Russo worked as a confidential secretary for Ferraina from 2003 to 2010. She was also dating one of the former superintendent’s best friends and business partners in buying a race horse at the time. Russo alleged that Ferraina started sexual assaulting her in his soundproof office in 2004. The assaults also took place off district grounds.
Ferraina has been praised for his ability to build new schools throughout the district during his tenure. Long Branch was an “Abbot District” meaning it was receiving state aid to assist in educating the students, and Ferraina had a salary package of $300,000 a year. He was also quoted as “Never taking a sick or vacation day” and was receiving an additional average of $68,000 a year for those unused sick and vacation days approved by the Board of Education. Yet, Ferraina was traveling to Argentina, Italy, and Puerto Rico with other staff member during spring breaks.
Attempts to reach attorneys representing the LBPS went unanswered. The district has not released any figures on how much money or man-hours has been spent defending this lawsuit over the past four years. Under the terms of the former superintendent’s contract, the district has to pay for his private legal defense in the civil lawsuit.

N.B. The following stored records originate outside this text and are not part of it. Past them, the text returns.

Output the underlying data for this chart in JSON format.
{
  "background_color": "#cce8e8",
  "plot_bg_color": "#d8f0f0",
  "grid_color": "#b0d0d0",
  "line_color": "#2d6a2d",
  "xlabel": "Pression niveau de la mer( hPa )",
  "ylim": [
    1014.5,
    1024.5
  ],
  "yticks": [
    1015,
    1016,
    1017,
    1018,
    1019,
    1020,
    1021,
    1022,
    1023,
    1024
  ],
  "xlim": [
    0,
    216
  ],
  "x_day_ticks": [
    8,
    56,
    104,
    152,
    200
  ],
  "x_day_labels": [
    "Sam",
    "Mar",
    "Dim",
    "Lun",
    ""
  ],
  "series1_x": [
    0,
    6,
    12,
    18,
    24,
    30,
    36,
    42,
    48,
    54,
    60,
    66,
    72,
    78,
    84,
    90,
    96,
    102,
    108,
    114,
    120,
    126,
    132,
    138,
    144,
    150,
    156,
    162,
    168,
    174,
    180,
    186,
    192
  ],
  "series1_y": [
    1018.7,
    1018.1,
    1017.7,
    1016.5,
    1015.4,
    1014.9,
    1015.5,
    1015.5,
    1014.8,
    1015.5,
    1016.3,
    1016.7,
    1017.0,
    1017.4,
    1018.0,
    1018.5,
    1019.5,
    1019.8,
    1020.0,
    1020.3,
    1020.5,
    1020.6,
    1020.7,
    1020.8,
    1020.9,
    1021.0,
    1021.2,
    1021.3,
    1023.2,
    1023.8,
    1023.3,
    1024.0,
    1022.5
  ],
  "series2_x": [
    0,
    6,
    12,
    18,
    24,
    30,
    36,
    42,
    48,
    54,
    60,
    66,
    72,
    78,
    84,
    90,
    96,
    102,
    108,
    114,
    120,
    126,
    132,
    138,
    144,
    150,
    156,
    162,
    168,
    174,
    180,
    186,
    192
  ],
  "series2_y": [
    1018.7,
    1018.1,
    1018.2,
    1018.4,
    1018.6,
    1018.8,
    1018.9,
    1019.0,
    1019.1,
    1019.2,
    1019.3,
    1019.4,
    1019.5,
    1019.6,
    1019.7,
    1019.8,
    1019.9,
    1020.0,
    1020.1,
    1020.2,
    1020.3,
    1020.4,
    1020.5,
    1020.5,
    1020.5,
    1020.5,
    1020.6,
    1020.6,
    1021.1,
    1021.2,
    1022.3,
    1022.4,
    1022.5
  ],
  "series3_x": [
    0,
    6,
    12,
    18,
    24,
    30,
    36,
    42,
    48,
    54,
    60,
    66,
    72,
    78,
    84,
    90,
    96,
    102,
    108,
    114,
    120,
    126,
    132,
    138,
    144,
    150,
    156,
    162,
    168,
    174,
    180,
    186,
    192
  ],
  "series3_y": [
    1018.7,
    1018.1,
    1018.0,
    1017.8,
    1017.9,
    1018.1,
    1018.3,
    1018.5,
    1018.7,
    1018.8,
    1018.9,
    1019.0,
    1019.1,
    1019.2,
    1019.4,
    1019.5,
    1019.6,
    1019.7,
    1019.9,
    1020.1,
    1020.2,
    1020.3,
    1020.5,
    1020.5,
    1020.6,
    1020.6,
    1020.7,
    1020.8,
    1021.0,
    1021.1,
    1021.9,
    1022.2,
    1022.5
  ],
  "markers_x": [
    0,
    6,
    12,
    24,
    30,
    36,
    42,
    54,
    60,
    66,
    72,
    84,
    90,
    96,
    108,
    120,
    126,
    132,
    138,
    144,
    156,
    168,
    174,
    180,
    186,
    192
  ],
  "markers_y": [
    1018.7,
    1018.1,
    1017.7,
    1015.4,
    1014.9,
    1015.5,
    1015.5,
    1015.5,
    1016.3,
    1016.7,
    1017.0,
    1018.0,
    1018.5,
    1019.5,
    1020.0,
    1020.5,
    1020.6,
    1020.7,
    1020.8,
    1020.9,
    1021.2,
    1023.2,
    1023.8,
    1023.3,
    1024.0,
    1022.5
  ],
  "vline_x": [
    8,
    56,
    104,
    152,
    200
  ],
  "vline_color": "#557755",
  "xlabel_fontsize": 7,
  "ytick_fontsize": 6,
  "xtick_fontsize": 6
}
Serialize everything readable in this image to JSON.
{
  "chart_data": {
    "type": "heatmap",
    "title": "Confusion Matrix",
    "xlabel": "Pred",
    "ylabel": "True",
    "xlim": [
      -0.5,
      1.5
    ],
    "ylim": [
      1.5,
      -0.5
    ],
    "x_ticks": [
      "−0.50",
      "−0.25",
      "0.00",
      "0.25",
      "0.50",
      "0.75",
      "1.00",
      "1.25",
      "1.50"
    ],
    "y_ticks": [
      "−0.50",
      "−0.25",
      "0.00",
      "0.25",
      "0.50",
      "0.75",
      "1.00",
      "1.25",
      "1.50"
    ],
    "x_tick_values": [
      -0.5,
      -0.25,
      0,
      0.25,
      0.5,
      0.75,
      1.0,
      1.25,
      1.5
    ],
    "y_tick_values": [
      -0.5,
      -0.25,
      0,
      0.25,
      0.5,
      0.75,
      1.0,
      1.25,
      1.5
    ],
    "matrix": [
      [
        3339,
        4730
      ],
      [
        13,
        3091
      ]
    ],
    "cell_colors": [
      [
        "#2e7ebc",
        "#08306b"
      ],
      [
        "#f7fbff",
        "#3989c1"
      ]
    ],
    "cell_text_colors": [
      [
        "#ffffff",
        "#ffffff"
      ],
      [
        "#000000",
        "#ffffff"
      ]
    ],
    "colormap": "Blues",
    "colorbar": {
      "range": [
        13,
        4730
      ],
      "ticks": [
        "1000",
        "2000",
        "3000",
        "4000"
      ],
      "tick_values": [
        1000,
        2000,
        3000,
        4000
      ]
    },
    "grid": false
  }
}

Over the summer the Monmouth County Prosecutor’s Office held a grand jury to see if they had enough evidence at that time to charge Ferraina criminally. A no bill was handed to the prosecutor, which means the grand jury at that time felt the evidence provided was insufficient to establish the commission of a crime. There is no double jeopardy ruling with a grand jury, so if additional evidence is uncovered in the future another grand jury can hear the case.
Fox stated that he had one case with two defendants, Ferraina and the Long Branch Board of Education. Both had 30 days to dispute the arbitrator’s ruling. It is unclear what would have occurred if one objected and the other agreed.